La découverte de Marie fait entrer Mona dans un dialogue avec cette sorte d’alter-ego qui l’a devancée d’un siècle et qui semble parler à son intimité de jeune femme d’aujourd’hui. « Je suis happée par Marie. J’ai l’impression d’avoir trouvé en elle une petite sœur ou une grande sœur, les deux à la fois peut-être, une autre famille en quelque sorte. »
En découvrant par étapes les photos et la vie de Marie, le présent de Mona se révèle alors, comme une photographie dans le travail de la chambre noire. La trame romanesque tisse une tresse entre les deux femmes et la photographie qui les rassemble. Elles portent toutes deux la volonté de laisser une trace, d’écrire les vies avec la lumière. « Comme Marie, je veux mettre sur le devant de la scène ces femmes reléguées dans les coulisses. Comme elle, je veux faire éclater la beauté des corps, des visages et des gestes qu’on ne prend pas la peine de regarder. Photographier l’ordinaire, le familier, l’invisible, pour apprendre à mieux voir. »
Permettre de mieux voir, c’est ce que tente l’écriture de Georgia Makhlouf qui nous donne à regarder autrement les mots, en les offrant à lumière de la phrase.
À un siècle d’écart, les deux personnages s’attachent à mettre en récit leur vie, à la livrer à l’espace intime d’un journal de femmes, là où les douleurs peuvent se dire sans pudeur, là où la quête du sens s’incarne dans les mots. Et cet acte d’écriture fait émerger un trésor, puisque c’est dans le langage lui-même que se dévoile une part de l’énigme du monde. C’est le cas par exemple, lorsque Mona se rend compte, dans le processus d’écriture, « qu’entre famille et faille, il n’y a qu’un m d’écart ». Et de sa page à nos yeux, de ses mots à nos oreilles, nous entendons aussi dans ce « m », le verbe « aimer » lorsqu’il est conjugué, c’est-à-dire rendu vivant par la conjugaison qui est à la fois opération grammaticale et acte d’union.
Pays amer est en fait un roman qui explore sans cesse le langage, un roman nourri de saveurs linguistiques, entre l’arabe et le français. Le titre lui-même nous donne à savourer le mystère des mots. Si « amer » qualifie ce qui engendre une sensation âpre, désagréable, il désigne aussi le repère maritime sur une côte, et c’est par ce sens magnifique que se clôt le roman : « Il faut que le Liban reste notre balise, notre point de repère fixe lorsque nous prenons la mer, notre amer ! »

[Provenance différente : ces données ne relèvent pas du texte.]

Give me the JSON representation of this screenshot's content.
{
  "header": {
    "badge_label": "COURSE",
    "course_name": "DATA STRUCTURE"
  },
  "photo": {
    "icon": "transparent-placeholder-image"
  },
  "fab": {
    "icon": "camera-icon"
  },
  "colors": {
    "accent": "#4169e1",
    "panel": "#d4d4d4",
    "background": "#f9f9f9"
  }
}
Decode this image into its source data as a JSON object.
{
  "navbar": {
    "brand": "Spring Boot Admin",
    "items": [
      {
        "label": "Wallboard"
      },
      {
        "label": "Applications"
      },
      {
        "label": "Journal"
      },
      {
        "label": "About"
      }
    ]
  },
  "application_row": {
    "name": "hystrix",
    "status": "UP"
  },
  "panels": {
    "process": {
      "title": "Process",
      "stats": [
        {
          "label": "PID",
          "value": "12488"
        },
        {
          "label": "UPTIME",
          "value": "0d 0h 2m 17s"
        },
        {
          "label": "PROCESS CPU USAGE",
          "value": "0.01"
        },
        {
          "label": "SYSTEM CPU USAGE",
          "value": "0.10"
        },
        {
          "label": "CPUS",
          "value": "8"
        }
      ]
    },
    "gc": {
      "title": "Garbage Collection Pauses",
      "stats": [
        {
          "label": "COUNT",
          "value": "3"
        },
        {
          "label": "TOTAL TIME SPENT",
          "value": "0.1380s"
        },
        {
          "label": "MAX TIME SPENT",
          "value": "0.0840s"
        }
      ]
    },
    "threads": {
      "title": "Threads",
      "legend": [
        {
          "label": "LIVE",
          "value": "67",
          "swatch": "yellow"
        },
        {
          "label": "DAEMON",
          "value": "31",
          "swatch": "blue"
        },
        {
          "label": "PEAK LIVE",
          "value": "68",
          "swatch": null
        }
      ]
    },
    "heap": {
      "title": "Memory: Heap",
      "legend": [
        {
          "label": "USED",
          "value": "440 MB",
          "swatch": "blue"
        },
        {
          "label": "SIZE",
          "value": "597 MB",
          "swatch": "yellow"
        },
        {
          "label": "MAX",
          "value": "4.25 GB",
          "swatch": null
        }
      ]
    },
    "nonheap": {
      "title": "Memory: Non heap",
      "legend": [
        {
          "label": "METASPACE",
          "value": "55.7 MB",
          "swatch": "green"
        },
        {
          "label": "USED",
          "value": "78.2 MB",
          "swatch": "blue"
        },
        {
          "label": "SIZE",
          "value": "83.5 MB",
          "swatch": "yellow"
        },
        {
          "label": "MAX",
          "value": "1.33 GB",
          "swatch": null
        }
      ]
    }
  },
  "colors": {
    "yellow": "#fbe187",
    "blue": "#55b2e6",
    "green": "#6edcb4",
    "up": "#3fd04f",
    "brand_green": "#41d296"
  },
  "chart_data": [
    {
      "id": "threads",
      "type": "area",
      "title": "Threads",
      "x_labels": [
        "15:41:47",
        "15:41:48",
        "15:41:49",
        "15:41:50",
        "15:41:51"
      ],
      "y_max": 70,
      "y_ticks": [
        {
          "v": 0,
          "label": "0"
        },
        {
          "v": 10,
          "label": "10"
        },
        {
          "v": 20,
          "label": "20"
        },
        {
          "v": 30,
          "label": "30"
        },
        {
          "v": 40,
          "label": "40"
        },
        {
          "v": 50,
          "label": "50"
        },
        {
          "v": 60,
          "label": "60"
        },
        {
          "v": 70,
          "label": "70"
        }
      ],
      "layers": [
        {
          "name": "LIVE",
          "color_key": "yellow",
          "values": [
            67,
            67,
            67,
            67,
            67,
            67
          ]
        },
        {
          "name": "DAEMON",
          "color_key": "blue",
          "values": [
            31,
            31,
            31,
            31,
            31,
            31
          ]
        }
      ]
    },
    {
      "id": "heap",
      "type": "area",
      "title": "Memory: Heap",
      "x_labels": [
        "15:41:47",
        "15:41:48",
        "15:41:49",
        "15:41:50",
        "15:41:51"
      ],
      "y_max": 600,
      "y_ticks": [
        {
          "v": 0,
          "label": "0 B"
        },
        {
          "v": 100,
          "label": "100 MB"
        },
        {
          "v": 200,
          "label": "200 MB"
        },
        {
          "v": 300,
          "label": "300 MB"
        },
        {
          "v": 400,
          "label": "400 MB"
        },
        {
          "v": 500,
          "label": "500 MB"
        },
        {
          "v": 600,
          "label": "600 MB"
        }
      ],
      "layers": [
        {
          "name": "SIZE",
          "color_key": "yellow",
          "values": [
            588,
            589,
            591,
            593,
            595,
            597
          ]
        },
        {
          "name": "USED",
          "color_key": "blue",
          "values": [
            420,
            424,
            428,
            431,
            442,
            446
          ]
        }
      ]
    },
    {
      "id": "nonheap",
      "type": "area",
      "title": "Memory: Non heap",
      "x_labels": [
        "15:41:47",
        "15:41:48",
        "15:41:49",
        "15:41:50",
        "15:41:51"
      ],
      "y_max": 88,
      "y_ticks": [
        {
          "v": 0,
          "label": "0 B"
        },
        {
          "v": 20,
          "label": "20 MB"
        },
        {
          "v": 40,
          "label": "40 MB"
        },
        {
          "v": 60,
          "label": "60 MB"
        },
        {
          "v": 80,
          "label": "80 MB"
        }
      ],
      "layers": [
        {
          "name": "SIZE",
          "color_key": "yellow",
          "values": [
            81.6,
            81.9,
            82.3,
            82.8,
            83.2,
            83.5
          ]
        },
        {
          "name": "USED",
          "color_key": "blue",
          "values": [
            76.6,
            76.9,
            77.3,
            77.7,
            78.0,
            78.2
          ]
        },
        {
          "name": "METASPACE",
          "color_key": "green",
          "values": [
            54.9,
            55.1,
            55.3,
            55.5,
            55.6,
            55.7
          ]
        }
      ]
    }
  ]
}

« Pays amer », c’est le pays construit par des femmes, Marie et Mona, mais aussi toutes celles que nous croisons dans ce récit, les féministes de la première moitié du XXe siècle, Julia Dimashkiyi, Anbara Salam, May Ziadé ou encore les femmes d’aujourd’hui qui, par leur audace, leurs passions et leurs pas de côté, font vivre Beyrouth. Qu’elles soient artistes, femmes de ménage, étudiantes ou couturières, elles tissent, chacune, une part du Pays amer de Georgia Makhlouf ; un « pays amer », comme un bel hommage à Beyrouth blessée, meurtrie et toujours vivante.